Dalam riwayat lain terdapat tambahan:
فانه انشط للعود
“Bahwasanya wudhu itu dapat menambah semangat untuk mengulangi (jima’).”

كَانَ إِذَا أَرَادَ أَنْ يَنَامَ وَهُوَ جُنُبٌ تَوَضَّأَ وُضُوْءَهُ لِلصَّلاَةِ
“Apabila beliau (Rasulullah) hendak tidur sementara beliau dalam keadaan junub, maka beliau berwudhu sebagaimana wudhu untuk shalat.” (HR. Abu Dawud, an-Nasa'i, dll)

Sementara itu, sebelum berhubungan badan dengan istri, dianjurkan menunaikan shalat dua rakaat bersama berjamaah (suami-istri). Anjuran ini berdasarkan ajaran para sahabat (di antaranya Abdullah bin Mas’ud, Abu Dzarr dan Hudzaifah) kepada Abu Sa’id, yang baru saja menikah.
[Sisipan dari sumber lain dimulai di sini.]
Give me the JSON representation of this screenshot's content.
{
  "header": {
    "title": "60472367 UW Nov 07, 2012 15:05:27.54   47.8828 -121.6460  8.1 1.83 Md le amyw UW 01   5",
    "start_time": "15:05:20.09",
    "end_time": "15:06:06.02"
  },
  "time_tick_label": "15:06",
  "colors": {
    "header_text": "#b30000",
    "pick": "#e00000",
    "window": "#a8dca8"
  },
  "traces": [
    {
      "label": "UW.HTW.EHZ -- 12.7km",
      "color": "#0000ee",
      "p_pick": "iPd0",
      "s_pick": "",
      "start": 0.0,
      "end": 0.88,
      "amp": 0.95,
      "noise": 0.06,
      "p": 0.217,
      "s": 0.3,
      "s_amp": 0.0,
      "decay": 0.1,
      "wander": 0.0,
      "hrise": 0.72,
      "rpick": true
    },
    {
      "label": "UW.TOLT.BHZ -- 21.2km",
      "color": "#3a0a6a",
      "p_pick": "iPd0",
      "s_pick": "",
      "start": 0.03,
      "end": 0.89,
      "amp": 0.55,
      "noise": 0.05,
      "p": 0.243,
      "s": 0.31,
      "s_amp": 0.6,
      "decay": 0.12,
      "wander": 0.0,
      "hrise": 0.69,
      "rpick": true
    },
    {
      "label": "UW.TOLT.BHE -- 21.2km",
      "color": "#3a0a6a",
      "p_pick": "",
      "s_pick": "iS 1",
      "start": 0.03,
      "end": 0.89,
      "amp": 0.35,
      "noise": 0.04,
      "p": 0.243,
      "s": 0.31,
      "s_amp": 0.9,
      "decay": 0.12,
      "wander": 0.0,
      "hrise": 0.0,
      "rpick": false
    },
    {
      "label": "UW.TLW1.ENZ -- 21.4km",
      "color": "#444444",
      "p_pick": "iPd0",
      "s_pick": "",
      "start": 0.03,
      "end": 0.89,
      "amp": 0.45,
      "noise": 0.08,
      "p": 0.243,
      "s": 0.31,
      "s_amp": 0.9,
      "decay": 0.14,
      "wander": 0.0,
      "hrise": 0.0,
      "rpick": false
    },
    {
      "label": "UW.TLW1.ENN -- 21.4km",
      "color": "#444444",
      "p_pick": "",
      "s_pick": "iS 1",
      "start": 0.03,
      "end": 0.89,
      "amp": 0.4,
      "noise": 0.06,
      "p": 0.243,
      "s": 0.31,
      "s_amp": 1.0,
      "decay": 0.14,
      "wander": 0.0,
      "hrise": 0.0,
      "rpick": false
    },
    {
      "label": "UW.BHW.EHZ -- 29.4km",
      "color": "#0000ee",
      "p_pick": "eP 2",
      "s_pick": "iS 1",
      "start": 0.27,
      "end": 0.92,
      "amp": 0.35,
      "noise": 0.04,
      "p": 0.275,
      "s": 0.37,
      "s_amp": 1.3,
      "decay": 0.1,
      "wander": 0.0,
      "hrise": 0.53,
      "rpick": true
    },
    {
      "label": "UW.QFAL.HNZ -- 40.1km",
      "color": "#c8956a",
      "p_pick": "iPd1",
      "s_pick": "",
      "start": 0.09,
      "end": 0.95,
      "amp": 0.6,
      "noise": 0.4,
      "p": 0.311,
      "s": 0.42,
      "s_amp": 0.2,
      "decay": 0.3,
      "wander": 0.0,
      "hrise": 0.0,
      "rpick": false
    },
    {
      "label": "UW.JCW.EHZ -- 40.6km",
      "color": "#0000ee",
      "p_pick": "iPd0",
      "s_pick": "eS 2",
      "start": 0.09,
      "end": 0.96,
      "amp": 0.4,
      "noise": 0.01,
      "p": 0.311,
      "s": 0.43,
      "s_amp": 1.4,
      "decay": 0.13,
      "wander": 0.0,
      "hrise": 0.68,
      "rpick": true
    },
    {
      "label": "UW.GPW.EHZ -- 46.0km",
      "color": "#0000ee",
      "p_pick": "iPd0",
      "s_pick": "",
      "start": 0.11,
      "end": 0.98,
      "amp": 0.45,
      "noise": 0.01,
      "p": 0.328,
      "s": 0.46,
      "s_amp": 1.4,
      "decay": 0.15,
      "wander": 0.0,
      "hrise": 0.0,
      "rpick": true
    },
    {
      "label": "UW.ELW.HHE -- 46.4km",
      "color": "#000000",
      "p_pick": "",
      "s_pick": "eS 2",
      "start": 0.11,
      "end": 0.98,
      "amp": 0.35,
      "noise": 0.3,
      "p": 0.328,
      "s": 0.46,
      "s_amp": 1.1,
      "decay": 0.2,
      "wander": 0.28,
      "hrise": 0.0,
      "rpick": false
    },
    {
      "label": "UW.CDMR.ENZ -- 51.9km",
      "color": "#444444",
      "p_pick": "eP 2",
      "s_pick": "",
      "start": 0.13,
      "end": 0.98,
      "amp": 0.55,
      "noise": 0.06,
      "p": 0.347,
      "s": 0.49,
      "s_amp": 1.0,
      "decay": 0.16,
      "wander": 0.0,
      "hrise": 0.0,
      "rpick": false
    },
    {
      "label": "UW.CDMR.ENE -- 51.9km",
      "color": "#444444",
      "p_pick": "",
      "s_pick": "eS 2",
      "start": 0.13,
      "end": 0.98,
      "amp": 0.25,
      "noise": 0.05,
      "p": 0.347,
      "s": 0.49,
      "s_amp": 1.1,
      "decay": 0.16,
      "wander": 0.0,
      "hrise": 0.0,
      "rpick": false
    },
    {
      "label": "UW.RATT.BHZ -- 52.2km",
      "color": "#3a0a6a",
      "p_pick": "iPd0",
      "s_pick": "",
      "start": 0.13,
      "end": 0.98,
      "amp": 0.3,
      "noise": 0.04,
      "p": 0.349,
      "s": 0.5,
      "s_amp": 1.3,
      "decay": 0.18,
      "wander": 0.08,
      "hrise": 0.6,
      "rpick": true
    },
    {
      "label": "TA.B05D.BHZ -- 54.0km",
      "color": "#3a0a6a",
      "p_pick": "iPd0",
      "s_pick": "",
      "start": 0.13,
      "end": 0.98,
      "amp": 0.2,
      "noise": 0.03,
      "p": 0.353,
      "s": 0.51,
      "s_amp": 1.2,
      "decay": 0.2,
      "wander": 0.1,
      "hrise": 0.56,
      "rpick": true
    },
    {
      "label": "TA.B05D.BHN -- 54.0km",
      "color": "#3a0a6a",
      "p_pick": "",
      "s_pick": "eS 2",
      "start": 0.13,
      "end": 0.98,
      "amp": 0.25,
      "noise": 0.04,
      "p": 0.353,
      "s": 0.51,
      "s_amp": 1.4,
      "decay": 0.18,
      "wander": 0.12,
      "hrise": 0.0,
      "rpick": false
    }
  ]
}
إذا دخل عَلَيْكَ أَهْلُكَ فَصَلِّ عَلَيْكَ رَكْعَتَيْنِ، ثُمَّ سَلِ اللَّهَ تَعَالَى مِنْ خَيْرِ مَا دَخَلَ عَلَيْكَ، وَتَعَوَّذْ بِهِ مِنْ شَرِّهِ، ثُمَّ شَأْنَكَ وَشَأْنَ أَهْلِكَ
‘Apabila istrimu telah menemuimu maka shalatlah dua rakaat, kemudian mohonlah kepada Allah kebaikan istrimu yang akan dipertemukan denganmu, dan mohonlah perlindungan kepada-Nya dari kejahatannya. Selanjutnya terserah kamu dan istrimu.”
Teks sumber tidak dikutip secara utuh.